Analysis Finds Oklahoma's Proposed Medicaid Work Requirements Would Mostly Affect Poorest Mothers
More than three-fourths of the nearly 6,200 people that would be subject to Oklahoma’s proposed Medicaid work requirements are mothers.
The state is asking the federal government to approve a waiver requiring people to work, volunteer or participate in job training 20 hours a week unless they qualify for an exemption.
An analysis of Oklahoma's proposal by the Georgetown University Center for Children and Families and Oklahoma Policy Institute found 78 percent of the 6,193 adults the work requirements would apply to are mothers. They’re most likely to be white and are more likely to live in rural areas and small towns.
And they will be in deep poverty, most earning less than $400 a month for a family of three.
"Now, most importantly, the vast majority — 85 percent — of these parents have been in the workforce or have a family member that has been in the workforce over the past six months," said CCF Executive Director Joan Alker.
Because Oklahoma didn't expand Medicaid under the Affordable Care Act, only adults living at or below 45 percent of the federal poverty level are eligible.
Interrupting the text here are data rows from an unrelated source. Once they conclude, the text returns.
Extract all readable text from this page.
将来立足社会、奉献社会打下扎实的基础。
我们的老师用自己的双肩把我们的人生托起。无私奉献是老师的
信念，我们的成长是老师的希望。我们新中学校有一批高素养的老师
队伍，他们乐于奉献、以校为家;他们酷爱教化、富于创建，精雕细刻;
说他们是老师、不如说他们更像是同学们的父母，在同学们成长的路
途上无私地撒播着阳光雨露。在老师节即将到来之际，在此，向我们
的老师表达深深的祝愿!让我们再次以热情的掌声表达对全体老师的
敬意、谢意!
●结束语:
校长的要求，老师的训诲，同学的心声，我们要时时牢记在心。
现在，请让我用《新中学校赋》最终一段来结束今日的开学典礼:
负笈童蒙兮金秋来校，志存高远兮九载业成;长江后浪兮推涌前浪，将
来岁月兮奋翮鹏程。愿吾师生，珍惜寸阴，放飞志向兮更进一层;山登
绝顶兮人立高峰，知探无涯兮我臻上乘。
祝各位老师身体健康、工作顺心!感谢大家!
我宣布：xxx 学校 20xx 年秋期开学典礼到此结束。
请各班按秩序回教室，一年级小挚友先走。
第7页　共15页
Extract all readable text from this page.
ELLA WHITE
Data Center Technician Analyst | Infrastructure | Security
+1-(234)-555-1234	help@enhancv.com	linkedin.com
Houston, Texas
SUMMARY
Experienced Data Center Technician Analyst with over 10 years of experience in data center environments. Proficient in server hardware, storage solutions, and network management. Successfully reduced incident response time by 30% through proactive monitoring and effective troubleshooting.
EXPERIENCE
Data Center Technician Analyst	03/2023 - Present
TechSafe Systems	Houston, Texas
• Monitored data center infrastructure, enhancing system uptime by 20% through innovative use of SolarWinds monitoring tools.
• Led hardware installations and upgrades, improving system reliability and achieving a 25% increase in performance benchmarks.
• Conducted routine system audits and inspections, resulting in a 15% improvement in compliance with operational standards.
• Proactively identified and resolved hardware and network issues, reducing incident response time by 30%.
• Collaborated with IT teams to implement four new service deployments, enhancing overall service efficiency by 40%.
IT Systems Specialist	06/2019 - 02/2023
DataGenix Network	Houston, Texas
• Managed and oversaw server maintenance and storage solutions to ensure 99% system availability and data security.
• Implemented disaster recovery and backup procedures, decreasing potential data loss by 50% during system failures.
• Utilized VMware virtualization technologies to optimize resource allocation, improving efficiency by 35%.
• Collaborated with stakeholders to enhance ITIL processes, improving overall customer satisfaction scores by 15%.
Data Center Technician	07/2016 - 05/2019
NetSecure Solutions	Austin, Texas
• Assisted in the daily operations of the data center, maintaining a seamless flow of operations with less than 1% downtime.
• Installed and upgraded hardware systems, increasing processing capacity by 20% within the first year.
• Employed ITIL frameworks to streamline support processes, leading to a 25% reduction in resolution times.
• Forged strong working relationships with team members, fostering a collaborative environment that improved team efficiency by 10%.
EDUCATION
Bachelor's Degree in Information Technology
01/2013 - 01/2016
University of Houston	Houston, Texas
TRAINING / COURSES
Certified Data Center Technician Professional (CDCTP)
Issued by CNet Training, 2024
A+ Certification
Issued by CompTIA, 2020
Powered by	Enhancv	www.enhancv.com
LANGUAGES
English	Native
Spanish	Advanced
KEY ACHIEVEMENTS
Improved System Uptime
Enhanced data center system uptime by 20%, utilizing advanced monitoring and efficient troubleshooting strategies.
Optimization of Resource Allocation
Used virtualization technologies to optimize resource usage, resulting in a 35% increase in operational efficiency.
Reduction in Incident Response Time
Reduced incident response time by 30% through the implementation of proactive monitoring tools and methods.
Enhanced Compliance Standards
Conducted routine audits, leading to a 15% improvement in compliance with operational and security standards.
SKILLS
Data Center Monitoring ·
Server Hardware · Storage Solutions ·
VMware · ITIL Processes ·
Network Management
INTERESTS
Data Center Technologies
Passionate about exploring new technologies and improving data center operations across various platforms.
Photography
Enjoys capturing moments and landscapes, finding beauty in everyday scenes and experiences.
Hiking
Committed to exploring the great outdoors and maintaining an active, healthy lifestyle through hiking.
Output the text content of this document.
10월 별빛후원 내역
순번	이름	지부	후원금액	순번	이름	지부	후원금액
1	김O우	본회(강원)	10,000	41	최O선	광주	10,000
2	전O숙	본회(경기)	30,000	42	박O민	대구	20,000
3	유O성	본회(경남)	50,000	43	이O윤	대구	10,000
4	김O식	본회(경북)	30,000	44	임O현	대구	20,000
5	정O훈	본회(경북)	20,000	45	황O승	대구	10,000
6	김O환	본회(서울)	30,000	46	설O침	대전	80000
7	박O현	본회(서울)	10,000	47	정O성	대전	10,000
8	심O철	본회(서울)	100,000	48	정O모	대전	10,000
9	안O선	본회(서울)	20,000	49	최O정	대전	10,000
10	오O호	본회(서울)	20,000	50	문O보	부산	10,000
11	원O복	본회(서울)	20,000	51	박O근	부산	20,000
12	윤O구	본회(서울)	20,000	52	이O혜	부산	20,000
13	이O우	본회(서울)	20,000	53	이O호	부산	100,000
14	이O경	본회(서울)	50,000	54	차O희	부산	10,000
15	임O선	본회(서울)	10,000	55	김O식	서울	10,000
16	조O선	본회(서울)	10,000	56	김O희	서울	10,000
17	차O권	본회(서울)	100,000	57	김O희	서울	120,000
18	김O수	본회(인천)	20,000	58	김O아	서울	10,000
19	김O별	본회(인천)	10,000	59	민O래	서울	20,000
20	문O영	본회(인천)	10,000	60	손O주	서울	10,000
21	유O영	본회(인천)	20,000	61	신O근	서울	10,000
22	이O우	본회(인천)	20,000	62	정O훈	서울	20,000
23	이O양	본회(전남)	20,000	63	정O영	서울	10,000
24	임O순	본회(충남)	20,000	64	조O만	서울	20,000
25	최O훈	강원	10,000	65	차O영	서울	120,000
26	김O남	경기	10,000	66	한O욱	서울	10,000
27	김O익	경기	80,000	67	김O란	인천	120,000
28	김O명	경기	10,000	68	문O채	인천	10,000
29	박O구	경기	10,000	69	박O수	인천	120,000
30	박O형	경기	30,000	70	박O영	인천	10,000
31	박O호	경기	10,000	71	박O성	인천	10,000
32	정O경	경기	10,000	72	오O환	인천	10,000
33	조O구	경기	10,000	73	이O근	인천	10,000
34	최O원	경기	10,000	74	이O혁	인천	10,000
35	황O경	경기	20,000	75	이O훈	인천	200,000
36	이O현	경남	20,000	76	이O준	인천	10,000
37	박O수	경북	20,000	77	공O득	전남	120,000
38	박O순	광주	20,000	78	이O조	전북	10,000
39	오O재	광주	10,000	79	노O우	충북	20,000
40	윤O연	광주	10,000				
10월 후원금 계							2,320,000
That's under $800 a month for a family of three.
Variety Care Chief Medical Officer Dr. Nathan Valentine said that puts a mom trying to hold down a minimum-wage job in a predicament.
"She’s stuck in a position where if she says OK to that extra shift, even if she only works 86 hours that month, then she’s going to be considered too wealthy and would lose her health care coverage," Valentine said.
While Oklahoma would tie Medicaid eligibility to work, unlike other states with Medicaid waivers, Oklahoma is not doing anything to help those affected find work.
"This is not a proposal that can be fixed. It really should be dropped," Alker said.
The review also said the process for those seeking an exemption is unclear and Oklahoma’s reporting requirements will likely be too difficult to comply with, leading to people unnecessarily losing coverage.
Alker said there could also be an increase in the number of uninsured children because while kids qualify for coverage even when parents don’t, uninsured parents are more likely to have uninsured kids.
The Oklahoma Health Care Authority is currently accepting public comments on the proposal, requested by Gov. Mary Fallin and state lawmakers earlier this year. The agency expects to submit it by Oct. 1, which could put the work requirements in place next February.
Alabama, Mississippi, South Carolina and South Dakota are requesting similar waivers and have not expanded Medicaid, either. The only states to have waivers approved — Arkansas, Indiana, Kentucky and New Hampshire — did expand Medicaid. Kentucky's waiver, however, was blocked by a federal court.